Now there are two modes of failure with a proof. The first is that when the conjecture is ultimately correct, but the method of proof is flawed. Mistakes like this are most easily forgiven in the mathematical community because the error is often subtle, and appears usually as a missing small logical leap (an assumed trivial, and hence omitted, step that turns out not quite trivial), as a misapplication of a prior result, or just as a simple computational error. To find the logical fault in this case is the most difficult, especially for the author who believes in the veracity of the final statement. The second way of failure is that the conjecture itself is incorrect. And in the usual case this is because the conditions asked for in the hypotheses are not strong enough; and due to limited imagination on the part of the original author, he was not able to construct sufficiently pathological examples to falsify his conjecture. In this case once a counterexample is constructed, oftentimes it will be discovered that the author, in his proof, misapplied a prior result by assuming too few conditions. By back-tracing the error from there, the correct conditions can be easily added to the conjecture, and the proof will be complete.

In the case of the paper that inspired this post, the problem is that the conjecture is false, but not for “pathological cases”. Rather, the problem occurs for the “trivial test cases”. The (false) conjecture is the following:

Let $p,q$ be co-prime non-zero integers with $q \geq 2$. Let $k \geq 2$ be an integer, then the number defined by the infinite sum $\sum_{n = -\infty}^\infty (n + p/q)^{-k}$ is transcendental.
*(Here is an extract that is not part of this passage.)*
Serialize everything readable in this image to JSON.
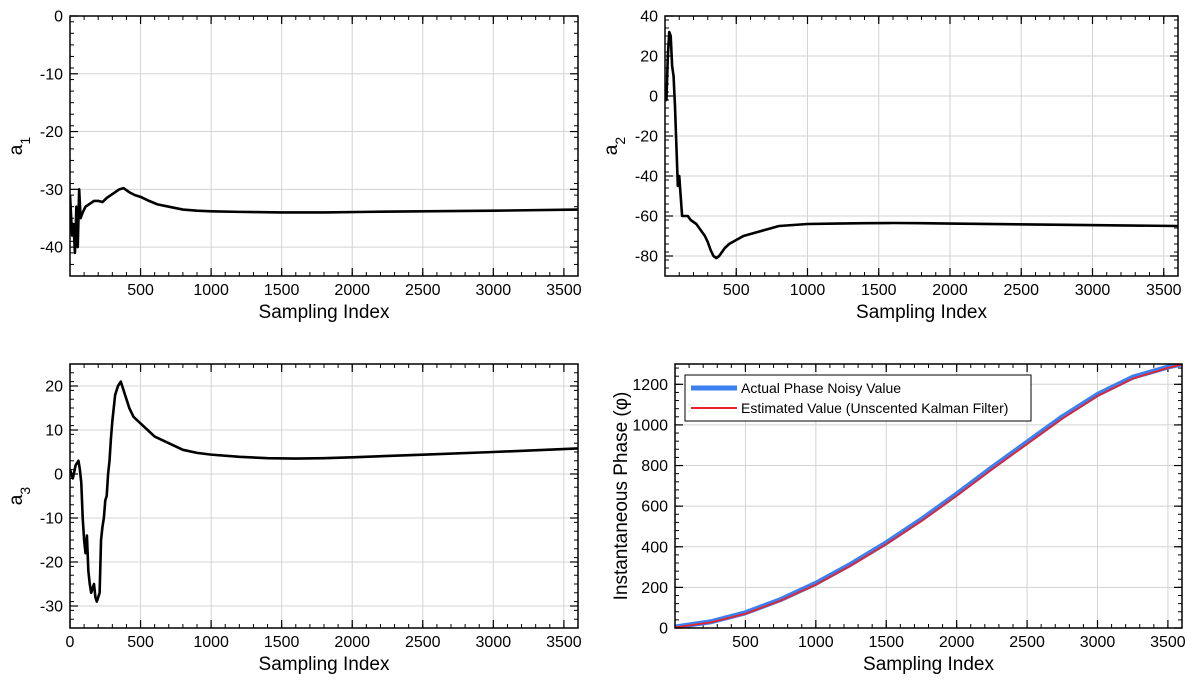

Looking at the the conjecture, we first ask: why must $q,k \geq 2$? For the case of $k$, it is simple: if $k \leq 1$, then the infinite sum is not absolutely summable, so the number is not defined. For the case of $q$, consider the case that it is equal to 1. Then $p/q$ is an integer. So there exists some integer $n$ such that $n + p/q = 0$, and the infinite sum becomes ill-defined because we need to take zero to a negative power.

With perfect hindsight, we can say that what has been ruled out so far are truly trivial. In fact, the conditions given only rules out the case when the infinite sum is ill-defined. The next natural question (which I think the original authors forgot to ask themselves, and which the referee didn’t consider) should be “are there trivial cases for which the infinite sum is well-defined yet the sum is not transcendental?” With a little bit of thought one should be arrive at a counterexample rather simply.

Define the function $f_k(z) = \sum_{n=-\infty}^\infty (n + z)^{-k}$ for $k$ an natural number bigger than 1. There are several rather immediate properties of these functions:

1. $f_k(z)$ blows up when $z$ is an integer.
2. $f_k(z) = f_k(z+1)$ when $z$ is not an integer.
3. $f_k(z) = (-1)^{k}f_k(-z)$ when $z$ is not an integer.
4. Since $f_k(z)$ is periodic with period 1, we can consider just its restriction to the open interval $(0,1)$, on which it is infinitely differentiable.

Combining properties 2 and 3, we see that if $k = 2j + 1$ were odd, then $f_k(z) = -f_k(1-z)$. This implies in the case $k=2j + 1$, $f_k(z)$ is anti-symmetric about $z = 1/2$, and in particular by continuity must have $f_{2j+1}(1/2) = 0$, which is not a transcendental number.

As it turns out, these counterexamples ($p = k = 1 \mod 2, q = 2$) are the only ones for the original conjecture, as shown in the linked arXiv pre-print. They are due to the fact that the lattice $\mathbb{Z}$ not only has translation symmetry, and a reflection symmetry about integer points, but also a reflection symmetry about half-integer points. And in hindsight, while the original authors are probably well aware of the principle that symmetries generate exceptional behaviours, and hence induces trivial examples to check, they may have just overlooked this one symmetry.

All that just goes to show an adage that I live by: “A mathematician should be most skeptical of himself.”